My refrigerator’s cheese keeping bin is always well stocked. That’s because our dinner parties always include a cheese course, and Tom always assumes his double-0 designation when he shops at Murray’s, our favorite cheese store. He invariably buys more cheeses than we planned on, and “somehow” the pieces always looked smaller in the store than they do at home. Leftovers are never a problem, though. Most cheeses keep well for a long time. (As Clifton Fadimen said, cheese is “milk’s leap toward immortality.”)
So we do a lot with odds and ends of cheeses. I can make a nice lunch on cheese and a sliced apple. Tom has an everyday dinner first-course specialty that we call “cheese thingies.” He tops a pita or paratha with any kind of meltable cheese, often adding olives or salami or whatever else he finds in the refrigerator, and broils it in the toaster oven. As for me, when I’m feeling ambitious I make us cheese soufflés. And when I’m feeling a little less ambitious, I make us individual cheese tarts.
These are totally simple. Line small tart pans with any kind of pastry, fill them with small pieces of two or three kinds of cheese – something soft and runny, something mild and melty, something hard and sharp to grate over the top – and bake at 375° for about half an hour.
Here are the remains of dinner-party cheeses I used for my latest batch. On the left, a soft Bucheron (French goat); in the middle an old, hard Manchego (Spanish sheep); on the right, a medium-textured Pleasant Ridge Reserve (US cow).
I usually have some leftover pastry dough in the freezer that I can defrost for these tarts. The kind I like best is pasta frolla. Its slight sweetness plays interestingly against the cheese flavors. I’m a big fan of pasta frolla in general, though it can be difficult to work with. In The Seasons of the Italian Kitchen I wrote almost four pages about it. If you’re interested, you can read that little essay and the recipe here.
I do cut back on the sugar in that recipe when I’m making savory tarts. And, happily, the small amounts of pasta frolla needed for individual tarts are quite easy to handle. So here are my latest versions ready to go into the oven:
And here they are, ready to eat.
They were delicious. Every mixture of cheeses I’ve tried has been good. And if I make more tarts than we want for immediate eating, the extras take well to freezing.

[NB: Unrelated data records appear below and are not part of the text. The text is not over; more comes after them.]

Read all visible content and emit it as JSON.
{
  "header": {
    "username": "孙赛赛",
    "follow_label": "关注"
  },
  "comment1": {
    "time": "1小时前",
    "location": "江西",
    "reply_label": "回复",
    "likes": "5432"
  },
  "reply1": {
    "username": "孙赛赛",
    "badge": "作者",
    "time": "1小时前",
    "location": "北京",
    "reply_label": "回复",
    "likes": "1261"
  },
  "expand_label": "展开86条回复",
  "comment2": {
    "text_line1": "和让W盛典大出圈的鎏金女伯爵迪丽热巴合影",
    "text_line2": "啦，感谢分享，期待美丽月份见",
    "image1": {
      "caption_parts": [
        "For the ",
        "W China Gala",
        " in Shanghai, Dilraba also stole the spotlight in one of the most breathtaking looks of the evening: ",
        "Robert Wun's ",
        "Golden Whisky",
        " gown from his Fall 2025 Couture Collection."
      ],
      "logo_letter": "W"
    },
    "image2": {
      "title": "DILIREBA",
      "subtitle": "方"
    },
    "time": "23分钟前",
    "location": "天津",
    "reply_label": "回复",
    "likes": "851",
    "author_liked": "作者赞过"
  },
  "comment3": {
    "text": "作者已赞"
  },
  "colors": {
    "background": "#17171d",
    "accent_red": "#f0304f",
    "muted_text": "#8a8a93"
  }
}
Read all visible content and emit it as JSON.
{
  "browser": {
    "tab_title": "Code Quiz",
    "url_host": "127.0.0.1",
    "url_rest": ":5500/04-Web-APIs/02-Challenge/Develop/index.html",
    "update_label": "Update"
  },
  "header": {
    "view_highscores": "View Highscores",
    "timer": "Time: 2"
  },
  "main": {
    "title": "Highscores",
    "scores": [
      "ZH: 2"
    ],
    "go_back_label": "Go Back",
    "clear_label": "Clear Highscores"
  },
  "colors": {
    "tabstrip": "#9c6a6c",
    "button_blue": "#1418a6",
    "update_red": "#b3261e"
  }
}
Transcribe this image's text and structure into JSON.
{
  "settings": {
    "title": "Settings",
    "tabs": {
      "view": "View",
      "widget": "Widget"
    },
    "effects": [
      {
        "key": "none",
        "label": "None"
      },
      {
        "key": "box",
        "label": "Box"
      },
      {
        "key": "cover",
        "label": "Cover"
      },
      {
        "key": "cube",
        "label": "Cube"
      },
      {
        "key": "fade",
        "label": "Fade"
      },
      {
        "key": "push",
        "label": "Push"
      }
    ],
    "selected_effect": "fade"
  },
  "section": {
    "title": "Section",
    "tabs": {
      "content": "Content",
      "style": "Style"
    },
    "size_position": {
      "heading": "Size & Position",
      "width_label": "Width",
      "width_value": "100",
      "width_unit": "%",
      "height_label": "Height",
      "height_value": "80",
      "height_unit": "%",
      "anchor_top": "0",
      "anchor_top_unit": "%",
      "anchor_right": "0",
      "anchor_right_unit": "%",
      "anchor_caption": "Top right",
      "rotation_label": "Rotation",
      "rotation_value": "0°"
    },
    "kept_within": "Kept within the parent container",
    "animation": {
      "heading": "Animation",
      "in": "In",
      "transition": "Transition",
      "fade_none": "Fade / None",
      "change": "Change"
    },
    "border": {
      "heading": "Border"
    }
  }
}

Slowly defrosted and warmed in the oven, they’re still delicious.
Would you say these tarts are related to gougeres, French cheese puffs? I’ve sucesfully made gougeres au cumin more than once. They’re so good — too good to make too often!
Not really, Teresa. I love gougeres too, but they’re a very different thing. They’re made with a puff paste — pate a choux — into which the cheese is mixed before baking, and they don’t have a pastry crust. My little tarts are nothing but cheese, baked in the crust.